Nei soggetti di età superiore a settant'anni, l'uso corrente di levotiroxina si associa a un incremento significativo del rischio fratturativo, con una forte relazione dose-risposta.

È quindi necessario monitorare bene i dosaggi per evitare sovratrattamenti in questa categoria di pazienti.

Questo il risultato di uno studio caso-controllo condotto da un team di esperti canadesi, capeggiato da Marci R. Turner, del dipartimento di Medicina dell'università di Toronto.

La ricerca ha coinvolto 213.511 anziani che hanno assunto levotiroxina tra l'aprile 2002 e il marzo 2007, seguiti per un'eventuale frattura fino al marzo 2008.

Come casi si sono considerati i soggetti che si sono recati in ospedale per qualunque tipo di frattura, ognuno dei quali è stato affiancato anche da cinque controlli.

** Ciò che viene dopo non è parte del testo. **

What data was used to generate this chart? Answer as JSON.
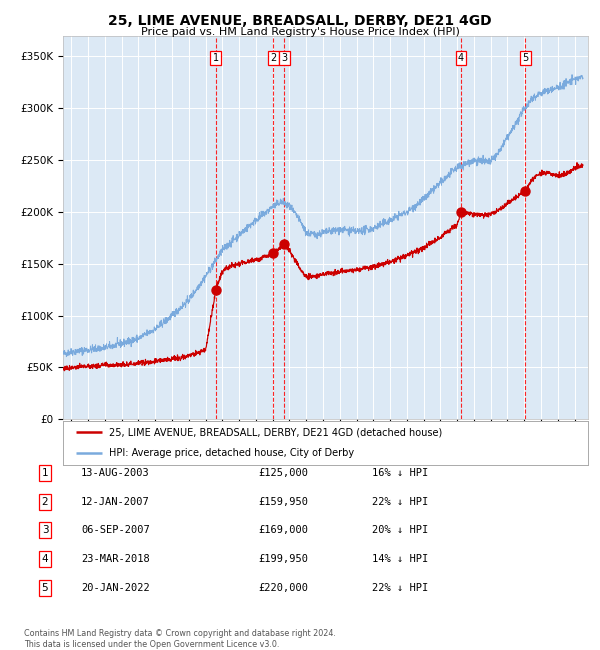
{
  "title": "25, LIME AVENUE, BREADSALL, DERBY, DE21 4GD",
  "subtitle": "Price paid vs. HM Land Registry's House Price Index (HPI)",
  "legend_line1": "25, LIME AVENUE, BREADSALL, DERBY, DE21 4GD (detached house)",
  "legend_line2": "HPI: Average price, detached house, City of Derby",
  "footer1": "Contains HM Land Registry data © Crown copyright and database right 2024.",
  "footer2": "This data is licensed under the Open Government Licence v3.0.",
  "plot_bg_color": "#dce9f5",
  "red_line_color": "#cc0000",
  "blue_line_color": "#7aaadd",
  "sales": [
    {
      "label": "1",
      "date_num": 2003.617,
      "price": 125000
    },
    {
      "label": "2",
      "date_num": 2007.036,
      "price": 159950
    },
    {
      "label": "3",
      "date_num": 2007.678,
      "price": 169000
    },
    {
      "label": "4",
      "date_num": 2018.228,
      "price": 199950
    },
    {
      "label": "5",
      "date_num": 2022.054,
      "price": 220000
    }
  ],
  "table_rows": [
    {
      "num": "1",
      "date": "13-AUG-2003",
      "price": "£125,000",
      "hpi": "16% ↓ HPI"
    },
    {
      "num": "2",
      "date": "12-JAN-2007",
      "price": "£159,950",
      "hpi": "22% ↓ HPI"
    },
    {
      "num": "3",
      "date": "06-SEP-2007",
      "price": "£169,000",
      "hpi": "20% ↓ HPI"
    },
    {
      "num": "4",
      "date": "23-MAR-2018",
      "price": "£199,950",
      "hpi": "14% ↓ HPI"
    },
    {
      "num": "5",
      "date": "20-JAN-2022",
      "price": "£220,000",
      "hpi": "22% ↓ HPI"
    }
  ],
  "yticks": [
    0,
    50000,
    100000,
    150000,
    200000,
    250000,
    300000,
    350000
  ],
  "ylim": [
    0,
    370000
  ],
  "xlim_start": 1994.5,
  "xlim_end": 2025.8,
  "xticks": [
    1995,
    1996,
    1997,
    1998,
    1999,
    2000,
    2001,
    2002,
    2003,
    2004,
    2005,
    2006,
    2007,
    2008,
    2009,
    2010,
    2011,
    2012,
    2013,
    2014,
    2015,
    2016,
    2017,
    2018,
    2019,
    2020,
    2021,
    2022,
    2023,
    2024,
    2025
  ]
}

Obiettivo dello studio era valutare la comparsa di una frattura (polso o avambraccio, spalla o parte superiore del braccio, vertebre toraciche e lombari, bacino, anca o femore, parte inferiore della gamba o caviglia) in relazione all'assunzione, in passato o al momento dello studio, di levotiroxina.

Il rischio di frattura tra chi assumeva levotiroxina è stato confrontato con quello di chi prendeva il farmaco negli anni precedenti la frattura.

Tra i 213.511 soggetti che assumevano levotiroxina al momento della ricerca, si sono verificate 22.236 (10.4%) fratture durante un follow-up medio di 3,8 anni, di queste 18.108 (88%) hanno colpito donne.

Rispetto a chi aveva usato levotiroxina in passato, l'uso corrente si è associato in modo significativo a un rischio più alto di frattura (odds ratio aggiustato 1.88), nonostante l'aggiustamento per numerosi fattori di rischio.

Tra gli utilizzatori correnti, dosi cumulative alte e medie (>0,093 mg/die e 0,044-0,093 mg/die) sono risultate essere associate a un rischio significativamente maggiore di fratture rispetto a dosi cumulative basse (<0,044 mg/die), rispettivamente di 3,45 e 2,62.

da BMJ, 2011; 342:d2238

(n.d.r.by L.G.: Il rischio già lo si conosceva: i dati confermano la necessità del monitoraggio farmacologico nei  soggetti che eseguono la terapia ormonale tiroidea).